By Daniel Brown, Esq. 
 
 
In its report Questionable Billing for Polysomnography Services, the Office of Inspector General (OIG) identified 11 categories of “questionable” billing measures. It designated three as measures that address “Medicare Requirements”: improper diagnosis code, duplicate claims, and invalid NPI. All of the $16.8 million identified as erroneously paid claims are attributable to these three categories of Medicare Requirements. 
 
The remaining eight measures of questionable polysomnography (PSG) billing identified in the report didn’t trigger instances of erroneous billing. Rather these were included as instances when PSG services might be medically unnecessary, not performed, or otherwise inappropriate.
 
The OIG recommended that the Centers for Medicare & Medicaid Services (CMS) use all 11 measures of questionable billing to ferret out billing errors in future studies. CMS has agreed to adopt this suggestion. 
 
The following is the list of the eight other questionable billing measures, as identified by the OIG report: 
 
> Shared Beneficiaries. This measure represents the percentage of a provider’s beneficiaries who also had PSG claims submitted by one or more other providers. Providers with unusually high percentages for this measure may be using compromised beneficiary numbers for fraudulent billing. 
 
> Unbundling a split-night service. This measure represents the percentage of a provider’s diagnostic claims for which the provider also submitted a titration claim for the same beneficiary the next day. Providers with unusually high percentages for this measure may be routinely performing split-night services but submitting separate diagnostic and titration claims to increase reimbursement. 
 
> Double-billing for the professional component. This measure represents the percentage of a provider’s claims for global services that had a corresponding claim for the professional component. 
 
> Repeated titrations. This measure represents the percentage of a provider’s beneficiaries who had three or more titration claims within a 90-day period. According to fraud investigators and sleep medicine professionals, it’s rarely medically necessary for a beneficiary to undergo more than two titration services in such a short time. 
 
> Missing professional component.

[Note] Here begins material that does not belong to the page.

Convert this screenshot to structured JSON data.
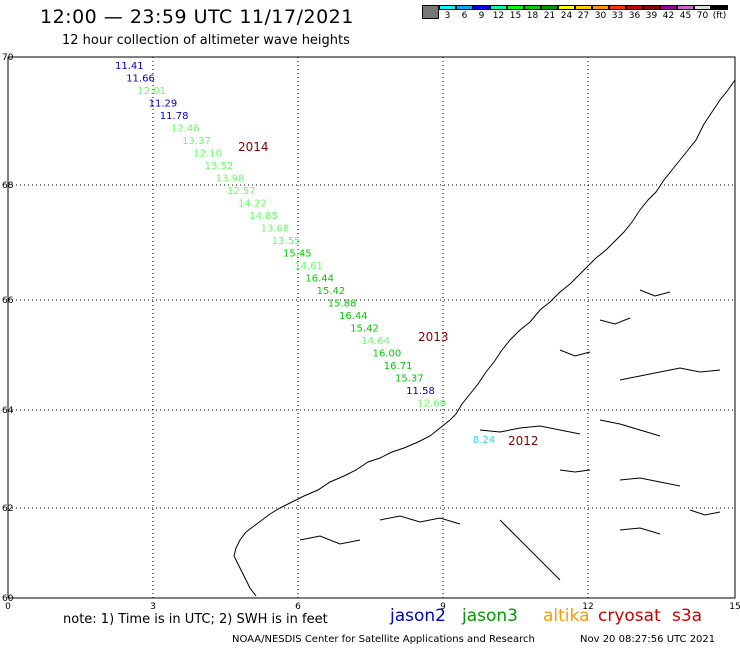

This measure represents the percentage of a provider’s claims for the technical component that had no corresponding claim for the professional component submitted by any provider. 
 
> Titration with no corresponding treatment device. This measure represents the percentage of a provider’s titration claims for which the beneficiary has no corresponding durable medical equipment (DME) claims for positive airway pressure (PAP) devices or oral appliances. According to fraud investigators and sleep medicine professionals, in almost all cases beneficiaries who require a titration service are prescribed a PAP device or oral appliance. 
 
> Missing visit with ordering provider. This measure represents the percentage of a provider’s PSG claims for which the beneficiary had no claims with the ordering provider in the preceding year. Providers with unusually high percentages for this measure may be routinely performing and billing Medicare for PSG services for which they don’t have valid orders and aren’t medically necessary. 
 
> Repeated PSG services. This measure represents the percentage of a provider’s beneficiaries who had two or more PSG claims in each of three consecutive years. Although it may be necessary in some cases for a beneficiary to undergo repeat tests, it’s rarely medically necessary for beneficiaries to receive multiple PSG services in consecutive years, according to fraud investigators and sleep medicine professionals. 
 
Daniel Brown, Esq., is an attorney at Brown, Dresevic, Gustafson, Iwrey, Kalmowitz and Pendelton, The Health Law Partners, LLC, in Atlanta.